I came back to Carroll for a re-read - his 1988 novel Sleeping in Flames was reprinted in the Vintage Contemporaries series, and I still have a shelf of those books for a semi-broken reading project I originally planned to run about a decade ago. (Super-short explanation: read the books in rough Vintage-publication order, basically thirty years after publication. I started just fine, but then fell afoul of the kind of literary novel that kneecaps your entire reading life.)
Carroll writes magic realism - assuming anyone born in North America and mostly resident in Europe can do so, which may be a point of contention - lightly-plotted books, floating along on amiable narrative voices and slice-of-(privileged)-life, in which fantastic elements accumulate slowly but come to be central before the (usually fairly muted, smaller-scale) endings. His first couple of books were published in the fantasy genre, but he's never been solidly at home there: his strengths are much more on the literary side of the divide.
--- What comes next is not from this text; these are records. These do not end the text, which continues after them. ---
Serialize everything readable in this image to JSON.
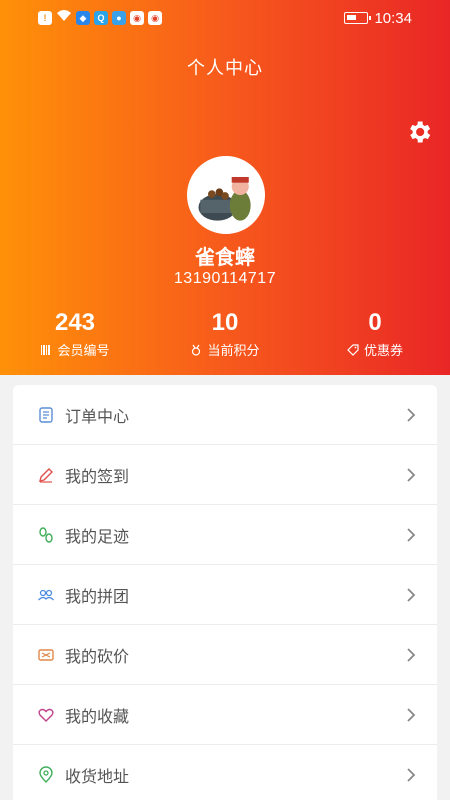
{
  "status_bar": {
    "time": "10:34"
  },
  "header": {
    "title": "个人中心",
    "username": "雀食蟀",
    "phone": "13190114717"
  },
  "stats": [
    {
      "value": "243",
      "label": "会员编号",
      "icon": "barcode-icon"
    },
    {
      "value": "10",
      "label": "当前积分",
      "icon": "medal-icon"
    },
    {
      "value": "0",
      "label": "优惠券",
      "icon": "coupon-icon"
    }
  ],
  "menu": {
    "items": [
      {
        "label": "订单中心",
        "icon": "order-icon",
        "color": "#5b8fd6"
      },
      {
        "label": "我的签到",
        "icon": "pencil-icon",
        "color": "#e0504d"
      },
      {
        "label": "我的足迹",
        "icon": "footprint-icon",
        "color": "#3fae5a"
      },
      {
        "label": "我的拼团",
        "icon": "group-icon",
        "color": "#4a8be0"
      },
      {
        "label": "我的砍价",
        "icon": "bargain-icon",
        "color": "#e0894a"
      },
      {
        "label": "我的收藏",
        "icon": "heart-icon",
        "color": "#c0448a"
      },
      {
        "label": "收货地址",
        "icon": "location-icon",
        "color": "#3fae5a"
      }
    ]
  },
  "colors": {
    "header_start": "#ff9108",
    "header_end": "#e92626"
  }
}
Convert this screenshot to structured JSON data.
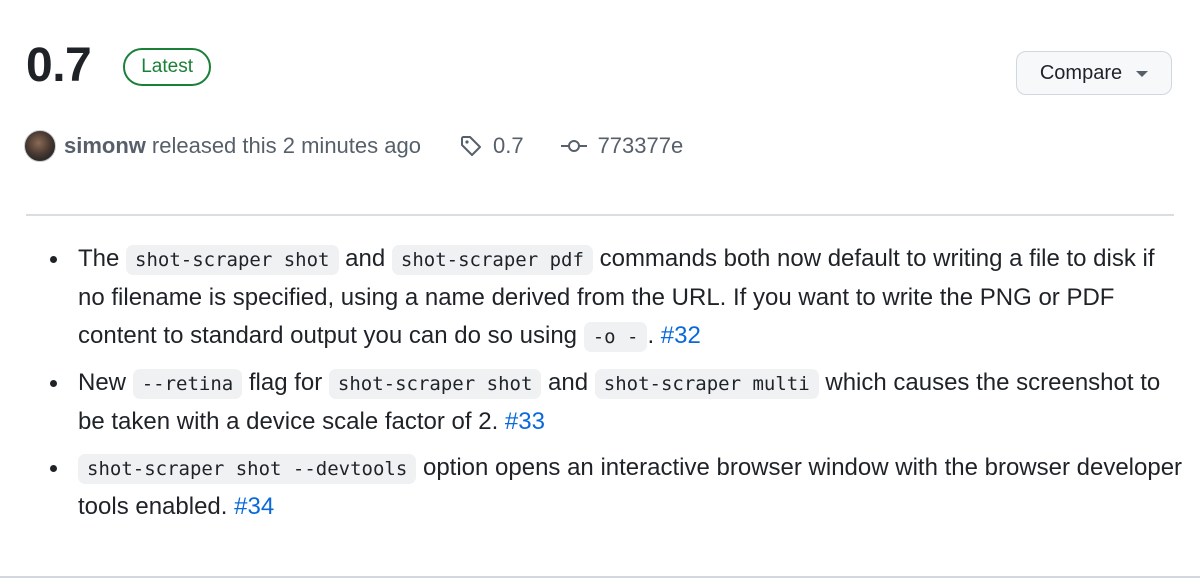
{
  "release": {
    "version": "0.7",
    "badge": "Latest",
    "compare_label": "Compare"
  },
  "meta": {
    "author": "simonw",
    "released_text": "released this 2 minutes ago",
    "tag": "0.7",
    "commit": "773377e"
  },
  "notes": [
    {
      "t1": "The ",
      "c1": "shot-scraper shot",
      "t2": " and ",
      "c2": "shot-scraper pdf",
      "t3": " commands both now default to writing a file to disk if no filename is specified, using a name derived from the URL. If you want to write the PNG or PDF content to standard output you can do so using ",
      "c3": "-o -",
      "t4": ". ",
      "link": "#32"
    },
    {
      "t1": "New ",
      "c1": "--retina",
      "t2": " flag for ",
      "c2": "shot-scraper shot",
      "t3": " and ",
      "c3": "shot-scraper multi",
      "t4": " which causes the screenshot to be taken with a device scale factor of 2. ",
      "link": "#33"
    },
    {
      "c1": "shot-scraper shot --devtools",
      "t1": " option opens an interactive browser window with the browser developer tools enabled. ",
      "link": "#34"
    }
  ],
  "colors": {
    "badge_green": "#1a7f37",
    "link_blue": "#0969da",
    "muted_text": "#57606a",
    "code_bg": "#eff1f3"
  },
  "icons": [
    "tag-icon",
    "git-commit-icon",
    "chevron-down-icon",
    "avatar"
  ]
}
This is the one about screenwriter Walker Easterling, who is not quite an author-insert but is an expatriate American working as a writer and living in Vienna, so he certainly has a lot of points of similarity with his creator. It's partly about his meeting and falling in love with Maris York, but even more so about learning his true origins and dealing with the consequences of that. But, again, Carroll is a discursive writer rather than a plotty one - we learn that Walker was raised by adoptive parents early, but what that means doesn't become clear until nearly the end.
To say much more would be to explain the entire plot, but Walker does have a fantasy background, to be vague about it, and real magic does exist in this fictional world, usable both by Walker and by one other very important character. And the ending sees all of the important questions, including Walker's origins and that magic, resolved neatly.
Carroll is a pleasant writer: enjoyable and discursive, a novelist of books with more depth than they appear and more connections than is immediately evident. He can turn a bit same-y in large doses - as I discovered twenty years ago - but most people don't read in large doses, and that's easy to avoid. This would be a good one to start with, and the fact that it was published on the literary side probably means there are a lot of copies floating around to be found.